それでいて、最後は信仰と宗教の話になってゆく。さりげなく伝道がなされているのだが、当人も発行側もそのつもりはないだろう。筆者は、ティーンエイジャーのとき、死を一度選んだが、同時にカトリックの修道院に救われる体験をしている。押しつけはしないが、自分ではその信仰により自分が救われたという確固たる足場がある。教会というところに全面的に信用を置いているわけではなく、どこまでも自分の信仰スタイルがあるわけだが、それを自身のアイデンティティにしているのは確かである。案外このことについての叙述が長く、そこではまた、「宗教が犯す罪」という問題をも前面に掲げて主張する。

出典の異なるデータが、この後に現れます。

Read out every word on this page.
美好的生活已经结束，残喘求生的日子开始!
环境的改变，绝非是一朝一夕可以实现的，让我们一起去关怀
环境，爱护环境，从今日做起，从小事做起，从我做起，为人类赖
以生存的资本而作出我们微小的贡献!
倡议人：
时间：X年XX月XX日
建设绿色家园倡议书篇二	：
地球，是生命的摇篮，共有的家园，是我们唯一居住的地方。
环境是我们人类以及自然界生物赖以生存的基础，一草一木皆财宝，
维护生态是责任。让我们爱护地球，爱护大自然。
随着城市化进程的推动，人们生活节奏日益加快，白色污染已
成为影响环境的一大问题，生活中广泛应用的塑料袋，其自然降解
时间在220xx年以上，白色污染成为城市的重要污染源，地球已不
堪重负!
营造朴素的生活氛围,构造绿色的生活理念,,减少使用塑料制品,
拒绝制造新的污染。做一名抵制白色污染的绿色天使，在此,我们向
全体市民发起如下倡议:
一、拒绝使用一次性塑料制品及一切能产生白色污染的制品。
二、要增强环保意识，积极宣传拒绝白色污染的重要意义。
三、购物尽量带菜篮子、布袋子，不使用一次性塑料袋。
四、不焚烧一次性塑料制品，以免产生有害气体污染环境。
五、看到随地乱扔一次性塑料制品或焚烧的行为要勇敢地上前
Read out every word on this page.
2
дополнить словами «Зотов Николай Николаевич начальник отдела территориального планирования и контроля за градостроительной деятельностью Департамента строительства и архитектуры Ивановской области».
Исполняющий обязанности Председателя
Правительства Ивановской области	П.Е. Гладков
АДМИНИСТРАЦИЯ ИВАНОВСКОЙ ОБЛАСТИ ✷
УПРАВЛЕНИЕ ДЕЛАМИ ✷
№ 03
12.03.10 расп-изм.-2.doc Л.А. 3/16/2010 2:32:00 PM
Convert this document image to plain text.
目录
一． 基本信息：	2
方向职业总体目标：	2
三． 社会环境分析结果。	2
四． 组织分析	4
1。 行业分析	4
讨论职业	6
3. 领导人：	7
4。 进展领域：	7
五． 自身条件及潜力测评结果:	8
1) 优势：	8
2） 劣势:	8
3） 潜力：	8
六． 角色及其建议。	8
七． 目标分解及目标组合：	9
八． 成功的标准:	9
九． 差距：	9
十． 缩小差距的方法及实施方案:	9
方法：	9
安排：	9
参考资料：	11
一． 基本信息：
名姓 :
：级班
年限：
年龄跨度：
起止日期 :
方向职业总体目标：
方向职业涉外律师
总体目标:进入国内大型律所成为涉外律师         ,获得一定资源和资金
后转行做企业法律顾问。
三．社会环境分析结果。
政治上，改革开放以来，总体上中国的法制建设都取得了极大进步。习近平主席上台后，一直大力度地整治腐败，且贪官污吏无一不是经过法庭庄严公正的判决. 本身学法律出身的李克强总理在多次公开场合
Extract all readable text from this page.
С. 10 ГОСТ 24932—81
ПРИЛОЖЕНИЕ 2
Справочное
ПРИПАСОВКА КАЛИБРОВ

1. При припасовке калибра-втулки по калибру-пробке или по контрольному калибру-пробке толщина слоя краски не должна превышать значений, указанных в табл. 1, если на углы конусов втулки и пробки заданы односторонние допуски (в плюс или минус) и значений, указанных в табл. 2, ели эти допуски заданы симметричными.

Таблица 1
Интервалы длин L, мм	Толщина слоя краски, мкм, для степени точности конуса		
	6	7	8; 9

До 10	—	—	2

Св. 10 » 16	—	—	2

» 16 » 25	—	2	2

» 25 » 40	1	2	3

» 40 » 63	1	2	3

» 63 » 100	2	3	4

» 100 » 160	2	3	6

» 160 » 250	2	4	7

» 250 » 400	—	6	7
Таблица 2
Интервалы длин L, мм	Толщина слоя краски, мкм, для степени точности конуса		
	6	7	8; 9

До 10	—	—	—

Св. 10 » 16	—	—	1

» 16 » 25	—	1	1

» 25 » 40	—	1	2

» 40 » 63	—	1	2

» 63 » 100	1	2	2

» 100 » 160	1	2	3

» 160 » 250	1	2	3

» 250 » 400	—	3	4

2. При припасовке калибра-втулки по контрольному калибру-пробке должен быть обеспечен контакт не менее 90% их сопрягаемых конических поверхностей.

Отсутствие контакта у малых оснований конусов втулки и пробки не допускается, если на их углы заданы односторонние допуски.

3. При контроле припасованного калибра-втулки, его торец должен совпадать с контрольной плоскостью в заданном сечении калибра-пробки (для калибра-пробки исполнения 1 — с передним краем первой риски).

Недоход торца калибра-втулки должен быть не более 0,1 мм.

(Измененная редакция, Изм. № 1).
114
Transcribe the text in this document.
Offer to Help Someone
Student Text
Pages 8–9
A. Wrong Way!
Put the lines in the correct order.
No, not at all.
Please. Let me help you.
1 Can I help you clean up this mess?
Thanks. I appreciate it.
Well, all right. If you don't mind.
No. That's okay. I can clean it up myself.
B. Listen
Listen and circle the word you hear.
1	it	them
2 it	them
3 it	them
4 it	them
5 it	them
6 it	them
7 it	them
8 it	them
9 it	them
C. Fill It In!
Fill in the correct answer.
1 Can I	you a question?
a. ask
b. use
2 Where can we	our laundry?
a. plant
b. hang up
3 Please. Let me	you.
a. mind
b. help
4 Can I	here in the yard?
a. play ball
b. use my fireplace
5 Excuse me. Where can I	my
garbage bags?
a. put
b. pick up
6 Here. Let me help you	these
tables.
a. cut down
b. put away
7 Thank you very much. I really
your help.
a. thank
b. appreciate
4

最近、このような発言が少しずつ見られるようになった。「宗教2世」の問題に絡むこともあるが、それにも増して、キリスト教が歴史上も何をしてきたかということと向き合っている姿勢が、そこに強い。私は、この立場に共感を覚える。むしろ、それなしで自分が正義の味方のように振る舞うことこそ、キリストの最大の敵である、とすら考えているほどである。
最後には、あのダンゴムシについて触れつつ結ぶが、そこにしっかりと「神」が絡んでくる。こうして見てくると、これは本当に伝道の本だと私には響いてくるのだが、決してそうは一般に見せないところが、巧みであるとも思う。ある意味で、このような本の書き方は、なかなかよいものだ、と思う。一つの優れた礼拝説教のようであるからである。